After all, if the life time worth of these users surpasses the expense of obtaining them, shouldn’t you simply go complete steam ahead? Well, possibly. What if you can get more affordable acquisition by means of another channel, like TikTok advertisements. Then any dollars that go to this may be much better invested in advertisements. Or what if enhancing a referral program takes engineering group far from crucial functions? So yes, naturally appearance at the CAC/LTV of your referral effort, however think of how you may compare the tradeoffs versus whatever else.
The harder ROI concern is cannibalization: How much of the users that you generate by means of recommendations would have can be found in through word of mouth anyhow?
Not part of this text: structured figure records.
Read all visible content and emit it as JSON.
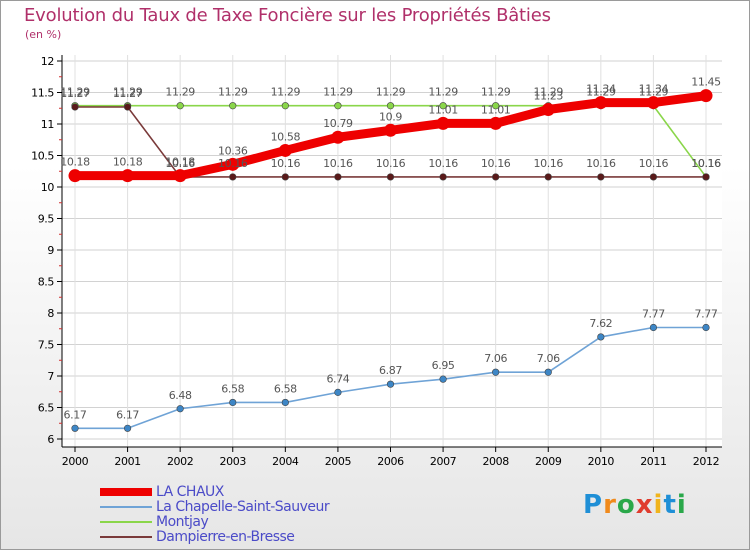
{
  "header": {
    "title": "Evolution du Taux de Taxe Foncière sur les Propriétés Bâties",
    "subtitle": "(en %)"
  },
  "logo": {
    "text": "Proxiti",
    "letters": [
      "P",
      "r",
      "o",
      "x",
      "i",
      "t",
      "i"
    ],
    "colors": [
      "#1f8fd6",
      "#f08a1c",
      "#2aa84a",
      "#e03c2e",
      "#f0b41c",
      "#1f8fd6",
      "#2aa84a"
    ]
  },
  "chart_data": {
    "type": "line",
    "title": "Evolution du Taux de Taxe Foncière sur les Propriétés Bâties",
    "ylabel": "(en %)",
    "xlabel": "",
    "x": [
      "2000",
      "2001",
      "2002",
      "2003",
      "2004",
      "2005",
      "2006",
      "2007",
      "2008",
      "2009",
      "2010",
      "2011",
      "2012"
    ],
    "ylim": [
      6,
      12
    ],
    "yticks": [
      "6",
      "6.5",
      "7",
      "7.5",
      "8",
      "8.5",
      "9",
      "9.5",
      "10",
      "10.5",
      "11",
      "11.5",
      "12"
    ],
    "grid": true,
    "legend_position": "bottom-left",
    "series": [
      {
        "name": "Montjay",
        "color": "#8ad64a",
        "values": [
          11.29,
          11.29,
          11.29,
          11.29,
          11.29,
          11.29,
          11.29,
          11.29,
          11.29,
          11.29,
          11.29,
          11.29,
          10.16
        ],
        "labels": [
          "11.29",
          "11.29",
          "11.29",
          "11.29",
          "11.29",
          "11.29",
          "11.29",
          "11.29",
          "11.29",
          "11.29",
          "11.29",
          "11.29",
          "10.16"
        ]
      },
      {
        "name": "Dampierre-en-Bresse",
        "color": "#7a3a3a",
        "values": [
          11.27,
          11.27,
          10.16,
          10.16,
          10.16,
          10.16,
          10.16,
          10.16,
          10.16,
          10.16,
          10.16,
          10.16,
          10.16
        ],
        "labels": [
          "11.27",
          "11.27",
          "10.16",
          "10.16",
          "10.16",
          "10.16",
          "10.16",
          "10.16",
          "10.16",
          "10.16",
          "10.16",
          "10.16",
          "10.16"
        ]
      },
      {
        "name": "La Chapelle-Saint-Sauveur",
        "color": "#6fa3d6",
        "values": [
          6.17,
          6.17,
          6.48,
          6.58,
          6.58,
          6.74,
          6.87,
          6.95,
          7.06,
          7.06,
          7.62,
          7.77,
          7.77
        ],
        "labels": [
          "6.17",
          "6.17",
          "6.48",
          "6.58",
          "6.58",
          "6.74",
          "6.87",
          "6.95",
          "7.06",
          "7.06",
          "7.62",
          "7.77",
          "7.77"
        ]
      },
      {
        "name": "LA CHAUX",
        "color": "#ee0000",
        "values": [
          10.18,
          10.18,
          10.18,
          10.36,
          10.58,
          10.79,
          10.9,
          11.01,
          11.01,
          11.23,
          11.34,
          11.34,
          11.45
        ],
        "labels": [
          "10.18",
          "10.18",
          "10.18",
          "10.36",
          "10.58",
          "10.79",
          "10.9",
          "11.01",
          "11.01",
          "11.23",
          "11.34",
          "11.34",
          "11.45"
        ]
      }
    ]
  },
  "legend": [
    {
      "name": "LA CHAUX",
      "color": "#ee0000",
      "thickness": 8
    },
    {
      "name": "La Chapelle-Saint-Sauveur",
      "color": "#6fa3d6",
      "thickness": 2
    },
    {
      "name": "Montjay",
      "color": "#8ad64a",
      "thickness": 2
    },
    {
      "name": "Dampierre-en-Bresse",
      "color": "#7a3a3a",
      "thickness": 2
    }
  ]
}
If you surge the referral quantities, going from $5 to $20, are you simply producing a “pull forward” result where users that would have gotten here totally free a couple of months from now are being available in unexpectedly, however at a expense, and to the hinderance of a later on month?
Cannibalization is a difficult result to tease out, however typically the objective is to step something like “Cost Per Incremental Customer” by A/B screening deals to a control group that gets the basic number, and a test group that gets the raised number. Because you’re attempting to capture natural users, you typically have to do this as a “twin cities” experiment, where we run one set of deals in Phoenix and another in Dallas — this is the Uber technique, and in B2B you may do it by means of one set of business versus another. And then you determine what the uptick in fact appears like. If there is a great deal of cannibalization, then the CPIC number will be big — this is the real CAC, cannibalization aside.
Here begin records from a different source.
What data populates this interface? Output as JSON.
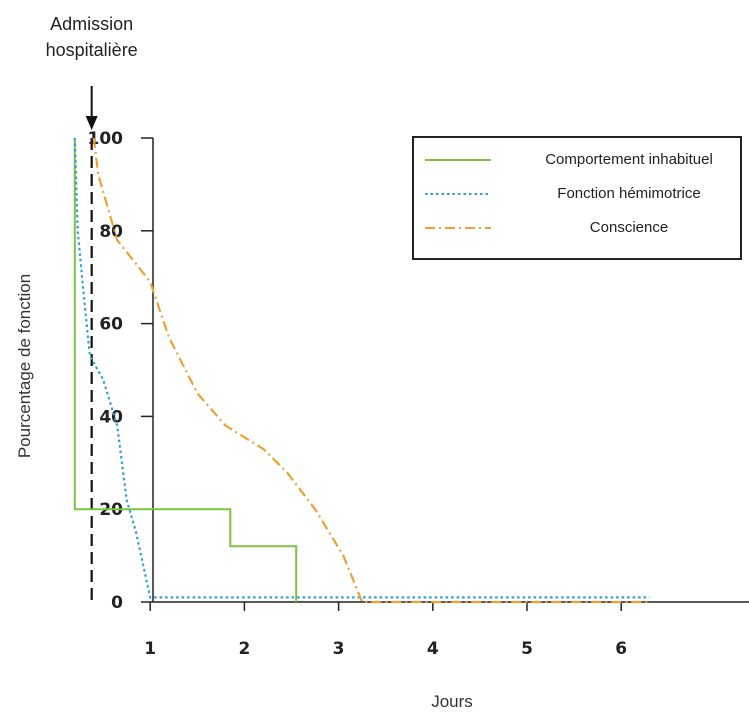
{
  "chart_data": {
    "type": "line",
    "xlabel": "Jours",
    "ylabel": "Pourcentage de fonction",
    "xlim": [
      -0.0,
      6.3
    ],
    "ylim": [
      0,
      100
    ],
    "xticks": [
      1,
      2,
      3,
      4,
      5,
      6
    ],
    "yticks": [
      0,
      20,
      40,
      60,
      80,
      100
    ],
    "annotation": {
      "lines": [
        "Admission",
        "hospitalière"
      ],
      "x": 0.4
    },
    "legend_position": "top-right",
    "series": [
      {
        "name": "Comportement inhabituel",
        "color": "#7dc242",
        "style": "solid",
        "points": [
          [
            0.2,
            100
          ],
          [
            0.2,
            20
          ],
          [
            1.85,
            20
          ],
          [
            1.85,
            12
          ],
          [
            2.55,
            12
          ],
          [
            2.55,
            0
          ]
        ]
      },
      {
        "name": "Fonction hémimotrice",
        "color": "#2e9fd9",
        "style": "dotted",
        "points": [
          [
            0.2,
            100
          ],
          [
            0.23,
            80
          ],
          [
            0.3,
            65
          ],
          [
            0.36,
            53
          ],
          [
            0.5,
            48
          ],
          [
            0.65,
            38
          ],
          [
            0.75,
            22
          ],
          [
            0.85,
            15
          ],
          [
            1.0,
            1
          ],
          [
            1.3,
            1
          ],
          [
            2.0,
            1
          ],
          [
            3.0,
            1
          ],
          [
            4.0,
            1
          ],
          [
            5.0,
            1
          ],
          [
            6.3,
            1
          ]
        ]
      },
      {
        "name": "Conscience",
        "color": "#f0a032",
        "style": "dashdot",
        "points": [
          [
            0.4,
            100
          ],
          [
            0.45,
            92
          ],
          [
            0.65,
            78
          ],
          [
            1.0,
            69
          ],
          [
            1.2,
            57
          ],
          [
            1.5,
            45
          ],
          [
            1.8,
            38
          ],
          [
            2.2,
            33
          ],
          [
            2.45,
            28
          ],
          [
            2.75,
            20
          ],
          [
            3.05,
            10
          ],
          [
            3.25,
            0
          ],
          [
            3.5,
            0
          ],
          [
            4.0,
            0
          ],
          [
            5.0,
            0
          ],
          [
            6.3,
            0
          ]
        ]
      }
    ]
  }
}
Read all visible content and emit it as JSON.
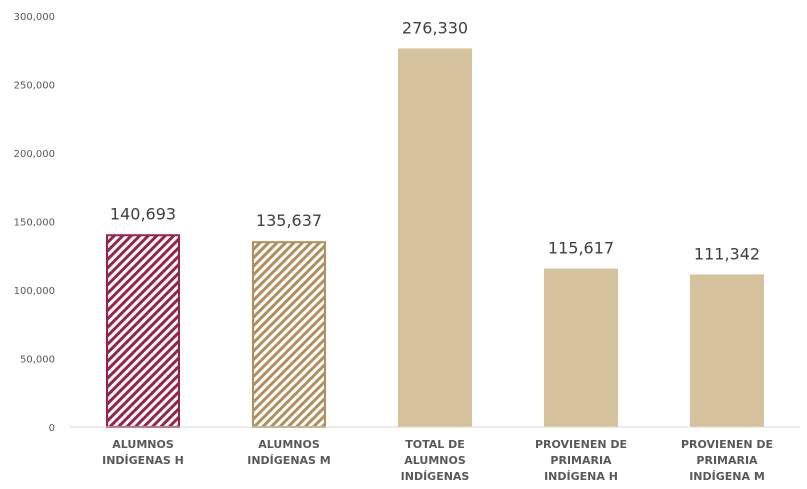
{
  "chart_data": {
    "type": "bar",
    "categories": [
      [
        "ALUMNOS",
        "INDÍGENAS H"
      ],
      [
        "ALUMNOS",
        "INDÍGENAS M"
      ],
      [
        "TOTAL DE",
        "ALUMNOS",
        "INDÍGENAS"
      ],
      [
        "PROVIENEN DE",
        "PRIMARIA",
        "INDÍGENA H"
      ],
      [
        "PROVIENEN DE",
        "PRIMARIA",
        "INDÍGENA M"
      ]
    ],
    "values": [
      140693,
      135637,
      276330,
      115617,
      111342
    ],
    "data_labels": [
      "140,693",
      "135,637",
      "276,330",
      "115,617",
      "111,342"
    ],
    "fills": [
      "pattern-red",
      "pattern-tan",
      "#d5c19c",
      "#d5c19c",
      "#d5c19c"
    ],
    "colors": {
      "red": "#9b2247",
      "tan": "#b38e5d",
      "beige": "#d5c19c",
      "axis": "#d9d9d9"
    },
    "ylim": [
      0,
      300000
    ],
    "yticks": [
      0,
      50000,
      100000,
      150000,
      200000,
      250000,
      300000
    ],
    "ytick_labels": [
      "0",
      "50,000",
      "100,000",
      "150,000",
      "200,000",
      "250,000",
      "300,000"
    ],
    "title": "",
    "xlabel": "",
    "ylabel": "",
    "legend": "none",
    "grid": false
  }
}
The other, easier type, is just to do an “On/Off test.” If you switch off all your recommendations for a couple of days, do you observe a huge drop in brand-new users? If yes, then your referral program is working. If not, then you are possibly paying a great deal of consumer acquisition expense for something that would be taking place anyhow.
The weak points of a referral program
As I pointed out at the introduction of this essay, Dropbox’s ultimately ended up being less based on their referral program. There’s a natural trajectory here, due to the fact that as the marketplace grows and more users have actually currently embraced the item, the less pals there are to welcome. You just require a couple of “I already have that” reactions to stop taking part in recommendations entirely. For items that have a real network result, as Dropbox does, the acquisition will become taken control of by intrinsic usage cases like folder sharing instead of something as extrinsic as a referral benefit.
And in a method, I discover myself primarily hesitant when groups approach me to develop a referral program. The very first thing I ask is, are you sure you wouldn’t rather develop a viral development engine? Building viral functions and a referral program are comparable issues — attempting to get users to welcome pals — however really viral functions around sharing and interacting are evergreen and develop long lasting worth. They aid users engage and maintain, and as a secondary result, produce brand-new users too. And it’s a big advantage to get these brand-new users onto your platform totally free. For Dropbox, that indicates investing in item functions like welcoming colleagues into tasks, or file sharing, or otherwise, instead of producing ever more intricate referral structures. At Uber, this may suggest structure virality into functions like “Share ETA” or costs splitting or group food buying.
In that method, I discover myself a unwilling fan of referral programs — they can work, and can end up being a 10%+ acquisition channel for items — however they will constantly take a rear seats for me, compared to structure excellent viral performance.